Have you ever felt alone in your struggle? Do you feel like no one understands? Cameray Child and Family Services is here to help by offering a variety of services including group therapy. Group therapy may be a way for you to connect with others while getting the support and information you need to face difficult situations. According to PsychCentral here are 5 Benefits of Group Therapy:
- Group therapy helps you realize you’re not alone.
According to Irvin D. Yalom, M.D., in The Theory and Practice of Group Psychotherapy, “Many patients enter therapy with the disquieting thought that they are unique in their wretchedness, that they alone have certain frightening or unacceptable problems, thoughts, impulses and fantasies.”
While it’s true that each of us is unique and may have unique circumstances, none of us is alone in our struggles.
For instance, for years, Yalom has asked members of a process group to anonymously write down the one thing they wouldn’t share in the group. Members included medical students, psychiatric residents, nurses, psychiatric technicians and Peace Corps volunteers.
The secrets were “startlingly similar,” he writes. Several themes emerged: People believed they were inadequate and incompetent. They felt alienated and worried they couldn’t care for or love another person. And the third category included some kind of sexual secret.
As Ali Miller, MFT, said, group therapy reduces isolation and alienation. It increases the sense that “we’re all in this together,” and normalizes suffering, she said.
- Group therapy facilitates giving and receiving support.
One misconception about group therapy is that members take turns receiving individual therapy from the therapist while others observe, Miller said.
However, as she clarified, members are actually encouraged to turn to each other for support, feedback and connection, instead of getting all of that from the clinician.
Miller shared this example: One member feels isolated and lonely, and doesn’t know how to make friends. The group supports her by listening when she talks and engaging with her the entire session, which by itself decreases her sense of isolation. The members also share their own experiences. And they share how they’ve navigated loneliness or overcome isolation, “offering hope, inspiration, encouragement, and sometimes suggestions.”
- Group therapy helps you find your “voice.”
Miller defined voice as “becoming aware of your own feelings and needs and expressing them.” In her groups, she strongly encourages members to notice how they’re feeling throughout the session and to talk about it.
“Many people don’t know how they are feeling when they are interacting with other people, because it can be challenging to be self-connected when connecting with others. This is one of the things I focus on most in my groups.”
- Group therapy helps you relate to others (and yourself) in healthier ways.

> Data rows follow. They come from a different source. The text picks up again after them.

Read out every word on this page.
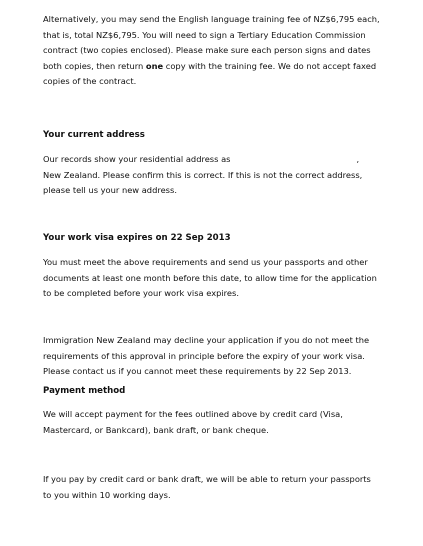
Alternatively, you may send the English language training fee of NZ$6,795 each,
that is, total NZ$6,795. You will need to sign a Tertiary Education Commission
contract (two copies enclosed). Please make sure each person signs and dates
both copies, then return one copy with the training fee. We do not accept faxed
copies of the contract.

Your current address

Our records show your residential address as	,
New Zealand. Please confirm this is correct. If this is not the correct address,
please tell us your new address.

Your work visa expires on 22 Sep 2013

You must meet the above requirements and send us your passports and other
documents at least one month before this date, to allow time for the application
to be completed before your work visa expires.

Immigration New Zealand may decline your application if you do not meet the
requirements of this approval in principle before the expiry of your work visa.
Please contact us if you cannot meet these requirements by 22 Sep 2013.

Payment method

We will accept payment for the fees outlined above by credit card (Visa,
Mastercard, or Bankcard), bank draft, or bank cheque.

If you pay by credit card or bank draft, we will be able to return your passports
to you within 10 working days.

Often people don’t understand why their relationships aren’t working, said Judye Hess, Ph.D, who has taught Group Dynamics at the California Institute for Integral Studies in San Francisco. “In the safe atmosphere of group therapy, members can get honest feedback from others who care about them to one degree or another.”
For instance, according to Hess, members might say: “I would like to get closer to you, but you always seem to keep me at a distance,” “It bugs me that you are always the one to break the silence” and “When you are sharing something, I get impatient, because it takes so long for you to get to the point.”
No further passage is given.